Andrea Cristini

Personal information
- Date of birth: 29 July 1994 (age 32)
- Place of birth: Venaria Reale, Italy
- Height: 1.90 m (6 ft 3 in)
- Position: Defender

Team information
- Current team: Turris

Youth career
- Torino

Senior career*
- Years: Team / Apps / (Gls)
- 2013–2014: Cuneo / 24 / (1)
- 2014–2016: Pavia / 23 / (1)
- 2016: → Mantova (loan) / 6 / (0)
- 2016–2017: Mantova / 32 / (0)
- 2017–2019: Cuneo / 42 / (0)
- 2019–2020: Teramo / 24 / (0)
- 2020–2021: Sambenedettese / 25 / (1)
- 2021–2023: Pro Vercelli / 64 / (1)
- 2023–2025: Trapani / 19 / (0)
- 2024–2025: → Guidonia (loan) / 32 / (0)
- 2025–2026: Guidonia / 26 / (0)
- 2026–: Turris / 0 / (0)

= Andrea Cristini =

Italian footballer (born 1994)

Andrea Cristini (born 29 July 1994) is an Italian professional footballer who plays as a defender for Serie D club Turris.

==Club career==
A youth product of Torino, Cristini began his professional career with Cuneo. Cristini made his professional debut with Cuneo in a 3–1 Serie C win over Torres on 1 September 2013. He moved to Mantova in 2016, and returned to Cunio in 2019. In 2019, he transferred to Teramo. On 19 September 2020, he signed a three-year contract with Sambenedettese.

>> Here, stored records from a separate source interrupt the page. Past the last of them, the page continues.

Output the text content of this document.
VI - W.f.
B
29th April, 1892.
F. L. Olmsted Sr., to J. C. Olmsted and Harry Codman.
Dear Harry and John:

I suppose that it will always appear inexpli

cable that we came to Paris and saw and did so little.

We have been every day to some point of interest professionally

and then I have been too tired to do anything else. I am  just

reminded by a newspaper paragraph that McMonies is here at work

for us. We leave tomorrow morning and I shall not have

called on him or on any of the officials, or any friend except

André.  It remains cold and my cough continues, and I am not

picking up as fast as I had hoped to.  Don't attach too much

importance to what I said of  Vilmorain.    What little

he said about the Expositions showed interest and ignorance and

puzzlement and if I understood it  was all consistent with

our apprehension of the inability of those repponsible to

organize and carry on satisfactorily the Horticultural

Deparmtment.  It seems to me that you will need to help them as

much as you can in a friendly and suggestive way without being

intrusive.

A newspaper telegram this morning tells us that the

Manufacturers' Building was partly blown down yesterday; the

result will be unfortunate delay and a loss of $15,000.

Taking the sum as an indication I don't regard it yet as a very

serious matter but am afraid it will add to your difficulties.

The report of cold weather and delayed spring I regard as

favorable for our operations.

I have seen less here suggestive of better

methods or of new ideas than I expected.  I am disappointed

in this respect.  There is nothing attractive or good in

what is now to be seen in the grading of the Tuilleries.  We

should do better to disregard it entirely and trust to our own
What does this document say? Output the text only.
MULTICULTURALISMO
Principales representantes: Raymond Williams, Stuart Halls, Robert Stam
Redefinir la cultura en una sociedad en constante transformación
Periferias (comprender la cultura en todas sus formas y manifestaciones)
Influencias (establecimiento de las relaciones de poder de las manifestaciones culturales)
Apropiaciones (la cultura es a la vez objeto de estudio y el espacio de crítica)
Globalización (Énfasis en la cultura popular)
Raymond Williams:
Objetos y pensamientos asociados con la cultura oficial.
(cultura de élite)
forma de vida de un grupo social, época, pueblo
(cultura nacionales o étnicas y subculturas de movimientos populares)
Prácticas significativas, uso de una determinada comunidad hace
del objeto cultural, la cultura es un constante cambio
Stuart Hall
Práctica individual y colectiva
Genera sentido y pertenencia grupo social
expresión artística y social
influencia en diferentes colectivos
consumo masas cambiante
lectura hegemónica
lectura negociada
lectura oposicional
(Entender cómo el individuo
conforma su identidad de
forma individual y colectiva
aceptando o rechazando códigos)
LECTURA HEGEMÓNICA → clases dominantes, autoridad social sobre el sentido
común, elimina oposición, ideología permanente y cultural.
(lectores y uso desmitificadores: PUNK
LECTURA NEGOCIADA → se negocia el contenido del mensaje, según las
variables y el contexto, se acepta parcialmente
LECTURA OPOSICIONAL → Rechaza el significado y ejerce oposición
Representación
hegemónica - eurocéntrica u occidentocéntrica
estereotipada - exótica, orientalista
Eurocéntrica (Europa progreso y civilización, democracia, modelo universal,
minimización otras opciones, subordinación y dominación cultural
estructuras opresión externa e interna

On 10 August 2021, he joined Pro Vercelli.

== Later career ==

In July 2024, Cristini moved to Guidonia Montecelio on loan from Trapani. He made 32 league appearances during the 2024–25 season.

==Personal life==
Cristini's parents were both volleyball players. His brother, Marco is also a professional footballer.